D'un côté, il faut éviter des pressions psychologiques pour que chacun soit vraiment libre et responsable. Créer un climat trop émotif ne va pas sans inconvénient. Une décision se prend petit à petit, se mûrit, se réfléchit; elle ne s'arrache pas par des procédés artificiels qui l'escroquent plus qu'ils ne la provoquent.
De l'autre côté, il faut éviter d'interminables atermoiements. Ils mettraient dans la situation malsaine d'une campagne électorale qui ne se terminerait pas par un vote ou d'études qui ne déboucheraient pas sur une profession. À un moment ou à un autre, on doit arrêter de s'informer, de balancer, de délibérer et se décider, choisir, trancher. Se donner des échéances et des calendriers, fixer des occasions, rend service.
Du savoir à la décision.
Dans nos Églises, très souvent, ce service, on le demande à la cérémonie dite de confirmation ou de première communion. Elle a pour objectif de permettre de répondre clairement à la question que la catéchèse s'efforce d'expliciter et de faire entendre. Pour bien comprendre la nature de la confirmation, il faut rappeler la manière dont les protestants considèrent les cérémonies religieuses.

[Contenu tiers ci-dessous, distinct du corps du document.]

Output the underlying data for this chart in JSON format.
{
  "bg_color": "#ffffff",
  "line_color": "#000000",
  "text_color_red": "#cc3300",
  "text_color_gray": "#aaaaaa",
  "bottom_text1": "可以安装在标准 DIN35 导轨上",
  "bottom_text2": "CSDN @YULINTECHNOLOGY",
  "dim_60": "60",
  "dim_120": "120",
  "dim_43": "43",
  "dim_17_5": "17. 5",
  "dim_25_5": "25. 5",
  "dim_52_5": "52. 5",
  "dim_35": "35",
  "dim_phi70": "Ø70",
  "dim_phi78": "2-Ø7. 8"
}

2. Les diverses sortes de cérémonies religieuses.
Depuis le seizième siècle, les protestants distinguent quatre catégories de célébrations ou de cérémonies.
Les sacrements
On a, en premier lieu, les sacrements "voulus par Dieu", que le Christ, d'après les Évangiles, nous ordonne de célébrer.
Cette première catégorie comprend uniquement le baptême et la cène. L'un et l'autre, en effet, répondent très clairement aux instructions données par Jésus. "Faites ceci en mémoire de moi", dit-il à ses disciples rassemblés dans la chambre haute le jeudi saint, en rompant le pain pour qu'ils le mangent et en leur faisant boire une coupe de vin (1 Corinthiens 11, v. 24). Et, d'après l'évangile de Matthieu (chapitre 28, v.19), le Ressuscité donne aux siens cette dernière consigne : "Allez, faites de toutes les nations des disciples, et baptisez les au nom du Père du Fils et de l'Esprit".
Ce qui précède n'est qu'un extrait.